Wednesday, September 26, 2012

Six Friends Launch HOODOO LOVE for Chicago's Collective Theatre Company


One of the best things about the Masters program at Illinois State University that I am currently involved with has been meeting people like Le'Mil Eiland. There's no two ways about it: Le'Mil is awesome.

He's also one of six theatrically inclined friends who attended Thornridge High School in the late 90s who've gotten back together to form a new theatre company in Chicago. It's called the Collective Theatre, and its very first show opened last night at the Athenaeum Theatre on Southport Avenue in Chicago.

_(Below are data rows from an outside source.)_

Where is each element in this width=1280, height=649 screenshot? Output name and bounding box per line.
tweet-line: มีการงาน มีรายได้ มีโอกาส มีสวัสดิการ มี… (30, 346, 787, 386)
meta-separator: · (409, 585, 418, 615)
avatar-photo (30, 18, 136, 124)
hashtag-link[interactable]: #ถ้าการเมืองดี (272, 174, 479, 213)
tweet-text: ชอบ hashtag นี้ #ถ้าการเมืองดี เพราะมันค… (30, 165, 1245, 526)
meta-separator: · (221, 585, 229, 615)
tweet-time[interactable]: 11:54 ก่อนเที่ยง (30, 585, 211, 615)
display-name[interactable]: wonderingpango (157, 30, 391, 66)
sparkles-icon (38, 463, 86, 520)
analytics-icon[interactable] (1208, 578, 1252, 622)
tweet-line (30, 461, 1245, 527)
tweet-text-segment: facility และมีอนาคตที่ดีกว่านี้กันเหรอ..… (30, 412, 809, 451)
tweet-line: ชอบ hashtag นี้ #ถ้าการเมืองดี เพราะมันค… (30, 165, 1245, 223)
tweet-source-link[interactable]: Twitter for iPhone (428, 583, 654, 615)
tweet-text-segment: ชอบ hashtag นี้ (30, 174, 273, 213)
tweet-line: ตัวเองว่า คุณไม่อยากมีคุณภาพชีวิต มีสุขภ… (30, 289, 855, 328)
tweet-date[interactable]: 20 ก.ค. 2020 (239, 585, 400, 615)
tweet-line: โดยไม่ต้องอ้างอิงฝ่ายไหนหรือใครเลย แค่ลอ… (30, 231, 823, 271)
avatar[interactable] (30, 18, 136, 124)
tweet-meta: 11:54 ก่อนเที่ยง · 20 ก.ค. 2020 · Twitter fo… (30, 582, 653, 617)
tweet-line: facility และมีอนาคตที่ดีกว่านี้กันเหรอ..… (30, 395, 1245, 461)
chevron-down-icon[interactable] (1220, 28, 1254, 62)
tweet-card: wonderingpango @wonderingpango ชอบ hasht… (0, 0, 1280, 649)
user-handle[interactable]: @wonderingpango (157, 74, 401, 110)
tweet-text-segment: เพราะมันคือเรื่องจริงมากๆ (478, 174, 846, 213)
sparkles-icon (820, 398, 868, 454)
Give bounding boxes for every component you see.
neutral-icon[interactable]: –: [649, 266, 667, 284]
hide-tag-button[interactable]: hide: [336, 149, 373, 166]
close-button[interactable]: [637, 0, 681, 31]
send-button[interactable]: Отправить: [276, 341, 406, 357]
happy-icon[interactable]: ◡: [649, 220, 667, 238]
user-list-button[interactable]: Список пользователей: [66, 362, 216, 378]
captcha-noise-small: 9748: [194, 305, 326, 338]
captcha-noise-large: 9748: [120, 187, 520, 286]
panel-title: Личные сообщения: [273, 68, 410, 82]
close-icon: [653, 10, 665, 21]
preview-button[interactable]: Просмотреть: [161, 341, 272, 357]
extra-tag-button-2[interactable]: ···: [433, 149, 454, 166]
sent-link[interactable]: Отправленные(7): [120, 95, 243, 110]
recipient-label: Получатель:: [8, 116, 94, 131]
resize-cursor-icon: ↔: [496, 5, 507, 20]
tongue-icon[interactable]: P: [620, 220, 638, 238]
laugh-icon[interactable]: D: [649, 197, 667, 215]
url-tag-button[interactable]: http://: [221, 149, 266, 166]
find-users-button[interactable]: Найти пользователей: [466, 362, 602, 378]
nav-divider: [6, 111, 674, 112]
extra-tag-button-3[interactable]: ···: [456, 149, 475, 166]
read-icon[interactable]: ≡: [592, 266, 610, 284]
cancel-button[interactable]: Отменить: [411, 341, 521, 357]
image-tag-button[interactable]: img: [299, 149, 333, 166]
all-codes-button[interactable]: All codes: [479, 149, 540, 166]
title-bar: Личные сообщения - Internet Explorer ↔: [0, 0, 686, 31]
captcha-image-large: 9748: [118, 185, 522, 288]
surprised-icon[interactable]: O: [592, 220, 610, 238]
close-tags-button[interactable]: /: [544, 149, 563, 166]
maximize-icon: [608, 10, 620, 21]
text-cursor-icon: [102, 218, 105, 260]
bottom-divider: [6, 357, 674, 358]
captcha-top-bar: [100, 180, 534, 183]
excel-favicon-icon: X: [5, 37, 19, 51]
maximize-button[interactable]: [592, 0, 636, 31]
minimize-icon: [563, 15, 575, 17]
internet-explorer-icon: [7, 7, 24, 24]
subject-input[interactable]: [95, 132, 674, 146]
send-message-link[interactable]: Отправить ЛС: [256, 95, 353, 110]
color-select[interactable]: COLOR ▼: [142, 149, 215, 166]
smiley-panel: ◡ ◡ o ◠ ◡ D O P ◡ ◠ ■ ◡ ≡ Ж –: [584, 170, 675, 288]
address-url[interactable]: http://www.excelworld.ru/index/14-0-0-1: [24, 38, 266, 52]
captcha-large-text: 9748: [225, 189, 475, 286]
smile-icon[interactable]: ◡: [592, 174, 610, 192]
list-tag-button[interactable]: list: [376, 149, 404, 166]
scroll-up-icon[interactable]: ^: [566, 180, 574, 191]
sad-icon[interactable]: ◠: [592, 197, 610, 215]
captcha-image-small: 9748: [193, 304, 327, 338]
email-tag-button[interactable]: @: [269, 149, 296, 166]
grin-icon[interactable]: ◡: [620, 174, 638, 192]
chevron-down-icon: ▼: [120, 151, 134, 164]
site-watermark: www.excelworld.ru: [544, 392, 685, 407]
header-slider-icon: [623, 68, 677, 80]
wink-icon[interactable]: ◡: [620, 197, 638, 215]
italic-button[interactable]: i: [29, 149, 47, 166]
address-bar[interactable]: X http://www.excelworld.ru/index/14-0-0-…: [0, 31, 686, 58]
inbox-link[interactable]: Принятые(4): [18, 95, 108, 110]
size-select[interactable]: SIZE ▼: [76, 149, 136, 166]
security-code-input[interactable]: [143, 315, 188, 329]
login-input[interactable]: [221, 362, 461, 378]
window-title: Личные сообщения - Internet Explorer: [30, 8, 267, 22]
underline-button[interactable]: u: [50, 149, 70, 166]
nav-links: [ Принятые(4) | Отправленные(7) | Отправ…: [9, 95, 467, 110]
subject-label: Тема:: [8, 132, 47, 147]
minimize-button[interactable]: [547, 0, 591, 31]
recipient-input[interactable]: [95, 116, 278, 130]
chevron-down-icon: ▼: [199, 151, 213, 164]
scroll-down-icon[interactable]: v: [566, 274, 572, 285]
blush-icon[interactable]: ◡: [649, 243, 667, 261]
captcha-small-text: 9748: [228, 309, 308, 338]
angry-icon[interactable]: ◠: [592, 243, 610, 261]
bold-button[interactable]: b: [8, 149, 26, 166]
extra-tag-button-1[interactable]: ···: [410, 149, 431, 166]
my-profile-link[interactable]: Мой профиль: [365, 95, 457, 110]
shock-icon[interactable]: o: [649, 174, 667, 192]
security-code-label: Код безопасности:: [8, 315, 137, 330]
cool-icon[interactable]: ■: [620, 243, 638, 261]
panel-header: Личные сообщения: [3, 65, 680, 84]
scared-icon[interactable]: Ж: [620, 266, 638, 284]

That show is Katori Hall's Hoodoo Love, a heady concoction of dreams, superstition, love, jealousy, deception and singing the blues. It's set in Memphis in the 1930s, where a woman named Toulou yearns to be a singer in a jukejoint just off Beale Street. Toulou dreams not only of musical fame, but of catching the eye of Ace of Spades, a blues man with a wandering soul. She's so desperate to have him that she goes to her friendly neighborhood hoodoo woman to get a love spell.

The spell works, but it's one of those "Be careful what you wish for" scenarios, realizing Toulou's dreams in a way she could never have imagined. The music of desperation and desire is woven throughout Hoodoo Love.

Nelsan Ellis, one of the six founding members of the Collective Theatre Company as well as star of HBO's True Blood, directs a cast that includes Lynn Wactor as Toulou; Toni Lynice Fountain as Candy Lady, the hoodoo woman; LaRoyce Hawkins as Ace of Spades, and Mark Smith as Jib, Toulou's double-dealing brother. This production of Hoodoo Love runs through October 21, with tickets available here or by calling 773-935-6875.

Aside from all going to Thornridge, Le'Mil Eiland and the other five founders of the Collective Theatre Company all participated in speech and theatre. Eiland, Ellis, Broadway veteran Francois Battiste, Chicago actress and teacher Veronda G. Carey, marketing and promotions manager Metra Gilliard and metallurgist and engineer Jasond Jones were all state champions, too, which is no mean feat.

As it happens, I have vivid memories of The People Could Fly, the "performance in the round" that won Le'Mil a state championship in 1998. It was a stunning little show, one that showed just how good "performance in the round" can be.

Eiland also competed in Drama and Oratory at the state level. As for the others... Battiste was half of a Dramatic Duet Acting team that won state in 1994, while Carey and Gilliard won as a duo in that same event in 1995, Jones took the state trophy home in Group Interp for The Colored Museum, and Ellis was a state champion in Oratorical Declamation in 1997.